Something away from Bifferland but still within their radar is the rise of Pegida in Europe and the person in charge, convicted criminal Tommy Robinson. He’s been inciting hate over in Germany and the eventual rise in tensions appear to be from Pegida’s message of hate. They are coming over here, the last two times they managed 50 or so marchers as the right wing over here is fragmented and suspicious of each others groups. The German police have caught a neo-nazi group attempting terrorist attacks against mosques and Muslims, but again no condemnation from Europe, no leaders sending messages of support to the Muslim community just a media blackout.
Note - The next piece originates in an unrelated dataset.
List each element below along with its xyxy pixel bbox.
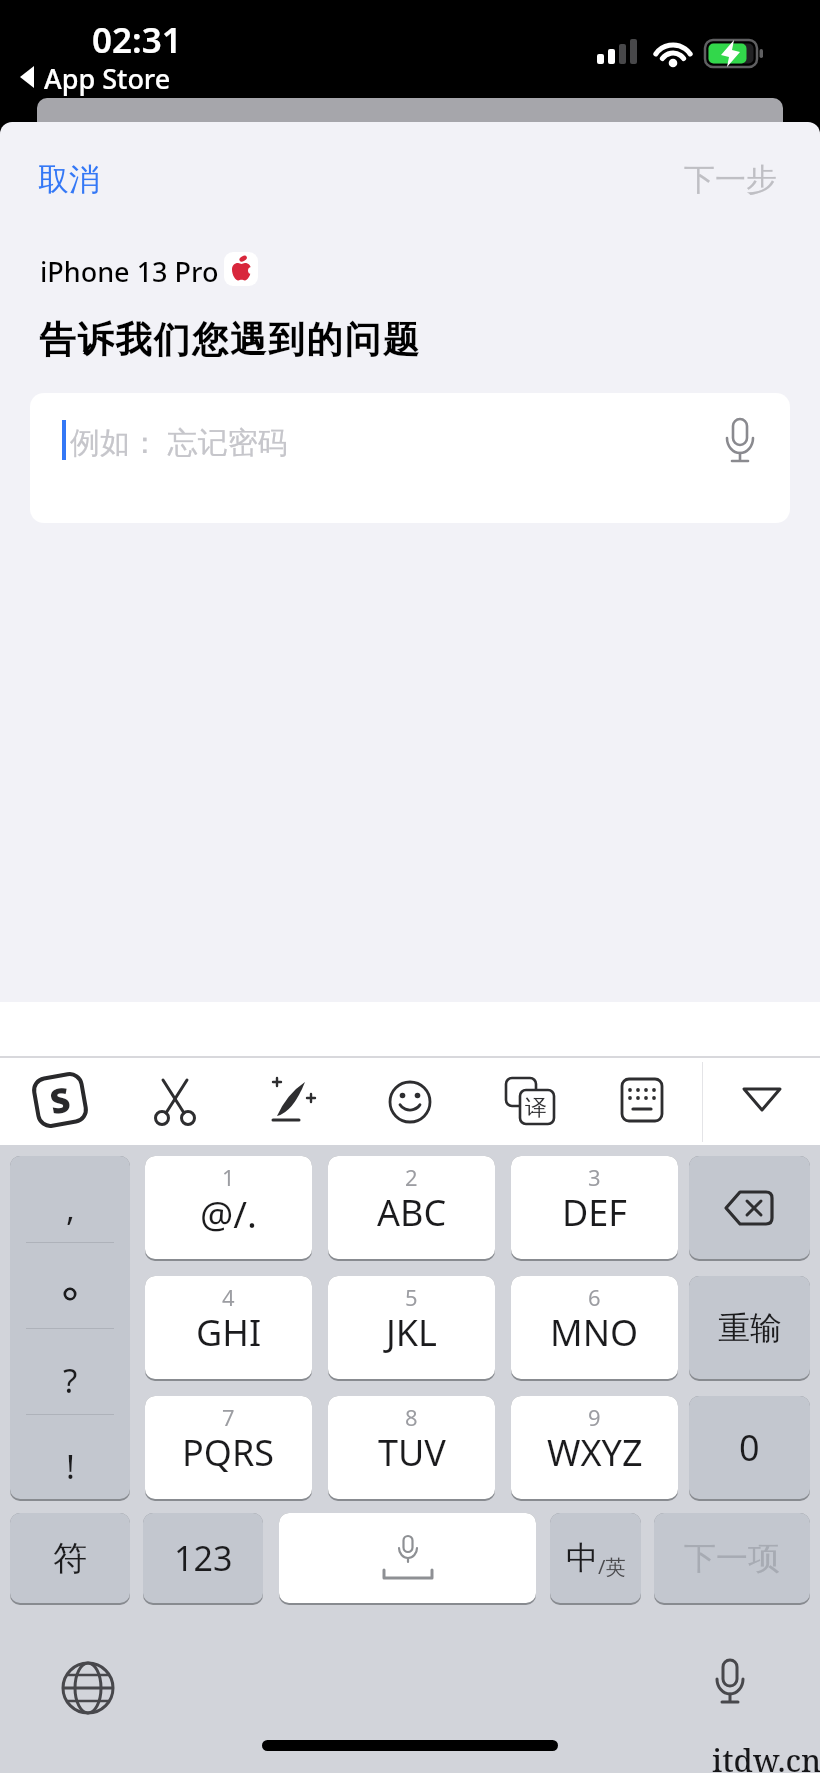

Finally the new marching season appears to be on the horizon, with the right wing cockwombles visiting various places in Britain under various guises, BUF, BUP, White man march, Biffers, EDL, Casuals, National Unity, This is England and on and on and on. They think they are clever trying to pull those who can’t abide these idiots from place to place but the truth is their marches will be countered and will be in numbers the right can only dream of.

Now back to the studio (thats a better link than Goldibollocks ever dreamed of), we are still gaining sponsorship money for the Industrial estate shuffle but would still like to raise more to help the victims of the floods, we are still mainly countering the biffers but cockwombles like the EDL, Trump, Pegida et al will all be scrutinised, we are all refreshed and raring to go.

I was asked if my handbag present to the Landlady worked, I have the pleasure to report it did which is why this week I have tried my best not to laugh at the Biffers attempts to get me a divorce.